El presidente de Estados Unidos habló sobre la posibilidad de intervenir la isla, en el marco de una crisis económica y apagones eléctricos.
La relación entre Estados Unidos y Cuba se encuentra en máxima tensión. El presidente Donald Trump señaló en las últimas horas, que tendrá "el honor" de "tomar" Cuba y podrá hacer "lo que quiera" con ella. Esta situación se profundizó tras una apagón total, un sismo que se registró de 5,8 en la isla y la creciente crisis económica.
"Toda mi vida he estado oyendo hablar de Cuba y Estados Unidos. ¿Cuándo iba Estados Unidos a hacerlo? Creo que tendré el honor de tomar Cuba", dijo el presidente norteamericano desde la Casa Blanca.
"Ya sea liberarla, tomarla, creo que podré hacer lo que quiera con ella, a decir verdad. Son una nación muy debilitada en este momento", sumó.
Estas declaraciones se dieron previo a un apagón total que dejó sin electricidad a 11 millones de cubanos. La situación se profundizó a raíz de un sismo de magnitud 5,8 registrado en la madrugada del martes, profundizando en pocas horas la sensación de crisis en la isla.
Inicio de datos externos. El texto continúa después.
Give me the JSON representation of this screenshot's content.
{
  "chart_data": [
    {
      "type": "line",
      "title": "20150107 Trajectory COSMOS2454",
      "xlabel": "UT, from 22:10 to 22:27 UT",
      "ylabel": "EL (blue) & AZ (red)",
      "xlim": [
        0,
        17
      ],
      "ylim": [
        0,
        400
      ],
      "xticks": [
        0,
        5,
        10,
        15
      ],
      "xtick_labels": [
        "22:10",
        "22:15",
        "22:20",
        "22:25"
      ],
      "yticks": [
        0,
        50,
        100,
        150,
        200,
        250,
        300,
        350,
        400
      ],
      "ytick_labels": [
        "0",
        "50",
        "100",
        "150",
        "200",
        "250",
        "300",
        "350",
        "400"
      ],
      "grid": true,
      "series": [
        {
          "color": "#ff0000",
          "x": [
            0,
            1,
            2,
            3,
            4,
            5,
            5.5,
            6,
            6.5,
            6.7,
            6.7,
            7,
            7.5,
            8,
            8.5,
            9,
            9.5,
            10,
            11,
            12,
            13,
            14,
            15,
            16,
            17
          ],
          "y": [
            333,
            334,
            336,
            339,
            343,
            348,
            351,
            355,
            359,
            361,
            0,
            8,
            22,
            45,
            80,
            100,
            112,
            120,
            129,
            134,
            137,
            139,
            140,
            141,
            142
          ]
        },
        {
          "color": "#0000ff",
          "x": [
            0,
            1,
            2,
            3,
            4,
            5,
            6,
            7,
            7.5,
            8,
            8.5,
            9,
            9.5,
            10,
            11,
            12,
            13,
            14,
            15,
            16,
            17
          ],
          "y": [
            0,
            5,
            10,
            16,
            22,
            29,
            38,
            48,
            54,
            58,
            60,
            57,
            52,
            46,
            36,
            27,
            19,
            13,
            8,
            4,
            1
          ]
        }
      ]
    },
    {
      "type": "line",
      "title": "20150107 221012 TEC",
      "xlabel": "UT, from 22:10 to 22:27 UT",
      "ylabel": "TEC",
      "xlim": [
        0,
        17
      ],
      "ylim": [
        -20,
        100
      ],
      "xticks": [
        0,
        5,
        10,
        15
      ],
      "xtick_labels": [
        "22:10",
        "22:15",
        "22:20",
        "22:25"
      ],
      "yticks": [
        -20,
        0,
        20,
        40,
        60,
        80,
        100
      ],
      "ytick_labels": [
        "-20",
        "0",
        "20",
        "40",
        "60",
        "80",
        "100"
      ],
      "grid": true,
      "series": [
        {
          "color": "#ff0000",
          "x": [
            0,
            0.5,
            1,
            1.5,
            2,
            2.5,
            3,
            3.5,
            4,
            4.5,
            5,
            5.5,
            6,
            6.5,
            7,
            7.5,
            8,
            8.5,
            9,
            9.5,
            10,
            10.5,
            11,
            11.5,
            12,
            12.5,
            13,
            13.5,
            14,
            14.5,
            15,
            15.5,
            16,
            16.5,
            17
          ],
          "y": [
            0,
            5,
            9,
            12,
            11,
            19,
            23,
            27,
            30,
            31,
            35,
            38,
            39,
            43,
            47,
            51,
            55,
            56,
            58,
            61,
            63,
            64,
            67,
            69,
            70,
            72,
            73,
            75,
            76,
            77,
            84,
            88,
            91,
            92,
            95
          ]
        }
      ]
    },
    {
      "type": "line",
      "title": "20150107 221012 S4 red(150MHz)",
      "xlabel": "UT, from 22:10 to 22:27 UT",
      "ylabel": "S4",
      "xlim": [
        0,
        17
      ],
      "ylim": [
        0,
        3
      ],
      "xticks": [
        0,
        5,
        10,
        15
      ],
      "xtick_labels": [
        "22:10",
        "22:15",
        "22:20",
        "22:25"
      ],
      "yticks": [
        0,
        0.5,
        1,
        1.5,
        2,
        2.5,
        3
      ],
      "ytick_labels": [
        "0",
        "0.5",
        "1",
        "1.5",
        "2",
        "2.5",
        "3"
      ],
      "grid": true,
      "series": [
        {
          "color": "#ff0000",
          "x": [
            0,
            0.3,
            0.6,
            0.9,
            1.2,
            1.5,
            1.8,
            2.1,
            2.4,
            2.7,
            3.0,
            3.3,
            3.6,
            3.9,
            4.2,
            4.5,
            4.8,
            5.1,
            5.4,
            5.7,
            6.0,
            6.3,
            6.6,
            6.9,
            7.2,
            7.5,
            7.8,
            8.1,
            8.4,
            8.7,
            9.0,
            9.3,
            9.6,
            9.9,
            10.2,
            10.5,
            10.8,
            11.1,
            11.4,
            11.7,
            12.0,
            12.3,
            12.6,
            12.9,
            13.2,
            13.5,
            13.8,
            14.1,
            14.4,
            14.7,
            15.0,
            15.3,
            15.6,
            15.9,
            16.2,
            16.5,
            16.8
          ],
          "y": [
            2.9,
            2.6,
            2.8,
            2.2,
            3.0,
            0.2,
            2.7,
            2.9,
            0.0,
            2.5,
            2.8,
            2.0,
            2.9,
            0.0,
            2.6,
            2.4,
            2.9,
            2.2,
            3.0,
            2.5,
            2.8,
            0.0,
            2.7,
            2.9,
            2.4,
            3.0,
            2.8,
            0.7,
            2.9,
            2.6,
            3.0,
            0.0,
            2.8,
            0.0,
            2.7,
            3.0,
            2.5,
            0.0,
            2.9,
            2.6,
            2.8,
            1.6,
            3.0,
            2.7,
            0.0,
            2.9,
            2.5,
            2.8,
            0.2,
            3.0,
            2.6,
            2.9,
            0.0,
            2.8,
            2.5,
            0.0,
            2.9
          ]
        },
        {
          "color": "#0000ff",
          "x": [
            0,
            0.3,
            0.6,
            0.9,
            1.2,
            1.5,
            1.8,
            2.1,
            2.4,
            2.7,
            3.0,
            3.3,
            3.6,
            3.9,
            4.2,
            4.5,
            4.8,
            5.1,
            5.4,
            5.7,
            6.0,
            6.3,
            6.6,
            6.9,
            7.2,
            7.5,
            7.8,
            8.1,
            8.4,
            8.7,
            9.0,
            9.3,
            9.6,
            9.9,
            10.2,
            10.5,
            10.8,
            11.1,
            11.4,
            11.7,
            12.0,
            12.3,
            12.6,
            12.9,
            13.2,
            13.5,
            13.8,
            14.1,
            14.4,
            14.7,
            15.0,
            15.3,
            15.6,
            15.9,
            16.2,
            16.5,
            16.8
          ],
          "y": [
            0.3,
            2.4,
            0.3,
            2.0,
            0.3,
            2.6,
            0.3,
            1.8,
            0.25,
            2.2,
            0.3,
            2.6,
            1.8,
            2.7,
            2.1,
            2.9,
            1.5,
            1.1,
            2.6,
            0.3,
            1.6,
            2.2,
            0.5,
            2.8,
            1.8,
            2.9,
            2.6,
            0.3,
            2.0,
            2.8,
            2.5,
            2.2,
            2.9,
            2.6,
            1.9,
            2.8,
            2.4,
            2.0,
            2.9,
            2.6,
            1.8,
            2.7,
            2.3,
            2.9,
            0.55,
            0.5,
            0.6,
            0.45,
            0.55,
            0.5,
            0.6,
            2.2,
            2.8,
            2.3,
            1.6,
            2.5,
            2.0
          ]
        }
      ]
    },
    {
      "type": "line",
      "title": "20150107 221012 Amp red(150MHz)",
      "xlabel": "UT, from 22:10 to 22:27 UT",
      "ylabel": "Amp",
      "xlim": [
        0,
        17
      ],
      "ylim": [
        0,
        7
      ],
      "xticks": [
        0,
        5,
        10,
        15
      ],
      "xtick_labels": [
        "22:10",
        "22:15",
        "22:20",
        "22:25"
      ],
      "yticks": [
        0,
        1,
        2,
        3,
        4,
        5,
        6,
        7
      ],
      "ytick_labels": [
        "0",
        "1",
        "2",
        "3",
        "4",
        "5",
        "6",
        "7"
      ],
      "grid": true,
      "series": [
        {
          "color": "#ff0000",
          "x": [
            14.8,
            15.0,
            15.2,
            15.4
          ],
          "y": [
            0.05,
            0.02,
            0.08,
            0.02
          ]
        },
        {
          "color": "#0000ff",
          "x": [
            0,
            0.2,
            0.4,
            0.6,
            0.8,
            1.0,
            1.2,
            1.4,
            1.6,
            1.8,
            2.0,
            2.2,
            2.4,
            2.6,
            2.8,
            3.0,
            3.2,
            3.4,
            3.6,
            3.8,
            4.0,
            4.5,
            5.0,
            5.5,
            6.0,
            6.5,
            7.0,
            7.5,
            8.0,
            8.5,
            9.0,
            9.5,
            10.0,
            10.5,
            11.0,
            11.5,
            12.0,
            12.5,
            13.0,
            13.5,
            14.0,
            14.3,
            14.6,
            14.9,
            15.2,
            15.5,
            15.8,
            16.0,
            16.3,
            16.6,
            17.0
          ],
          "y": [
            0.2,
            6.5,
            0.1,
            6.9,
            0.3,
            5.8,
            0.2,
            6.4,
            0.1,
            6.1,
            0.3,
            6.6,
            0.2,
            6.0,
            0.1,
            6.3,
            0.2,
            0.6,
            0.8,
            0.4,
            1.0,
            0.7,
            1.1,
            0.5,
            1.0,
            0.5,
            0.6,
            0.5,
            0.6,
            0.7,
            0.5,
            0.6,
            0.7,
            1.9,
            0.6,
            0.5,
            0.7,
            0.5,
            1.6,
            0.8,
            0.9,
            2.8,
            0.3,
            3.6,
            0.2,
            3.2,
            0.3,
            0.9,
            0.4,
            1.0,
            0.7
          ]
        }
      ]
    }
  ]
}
Crisis energética, escasez de petróleo y problemas económicos azotan a Cuba
El ministerio de Energía y Minas de la Isla señaló que se produjo una "desconexión total" de la red, aunque aseguró que no se registraron fallas en las unidades que estaban operativas en ese momento, lo que apunta a problemas estructurales más amplios.
Respecto al sismo registrado en el país, el nivel de alerta se mantuvo en categoría verde -lo que indica baja probabilidad de daños-, el movimiento fue percibido en localidades como Imías y San Antonio del Sur, y también en provincias como Santiago de Cuba y Guantánamo.
A esta situación se le suma una escasez del petróleo. El presidente Miguel Díaz-Canel reconoció que la isla no recibe envíos de crudo desde hace más de tres meses, lo que obligó a depender de fuentes limitadas como la energía solar, el gas natural y la generación térmica local.
Estados Unidos pide la destitución del presidente de Cuba para iniciar un diálogo
Desde el gobierno cubano afirman que están abiertos al diálogo con Washington, aunque el líder republicano indicó que una de sus condiciones para iniciar conversaciones será el desplazamiento del presidente cubano
Un periodista preguntó a Trump durante un acto en la Casa Blanca si la estrategia con Cuba sería similar a aplicada en Venezuela o Irán. "No puedo decirte eso. Ellos están hablando con nosotros. Es una nación fallida. No tienen dinero, no tienen petróleo, no tienen nada", señaló.
El gobierno de EE.UU considera que la salida de Díaz-Canel podría abrir la puerta a reformas económicas estructurales imposibles bajo su liderazgo. Fuentes consultadas por el New York Times señalan que La Habana explora alternativas para ejecutar el relevo dictatorial sin que parezca una imposición dictada por Washington.
Los negociadores norteamericanos también han puesto sobre la mesa la necesidad de apartar a figuras históricas del castrismo, especialmente a aquellos funcionarios que se mantienen fieles a las ideas de Fidel Castro.
El gobierno de Trump ha venido asfixiando energéticamente a la isla en los últimos meses, en lo que parece ser un intento de forzar un cambio de rumbo en un estado que se define como comunista y con el que ha mantenido relaciones problemáticas desde su fundación.
El presidente de EE.UU. firmó en enero una orden que amenaza con imponer aranceles a los países que suministren petróleo a la isla.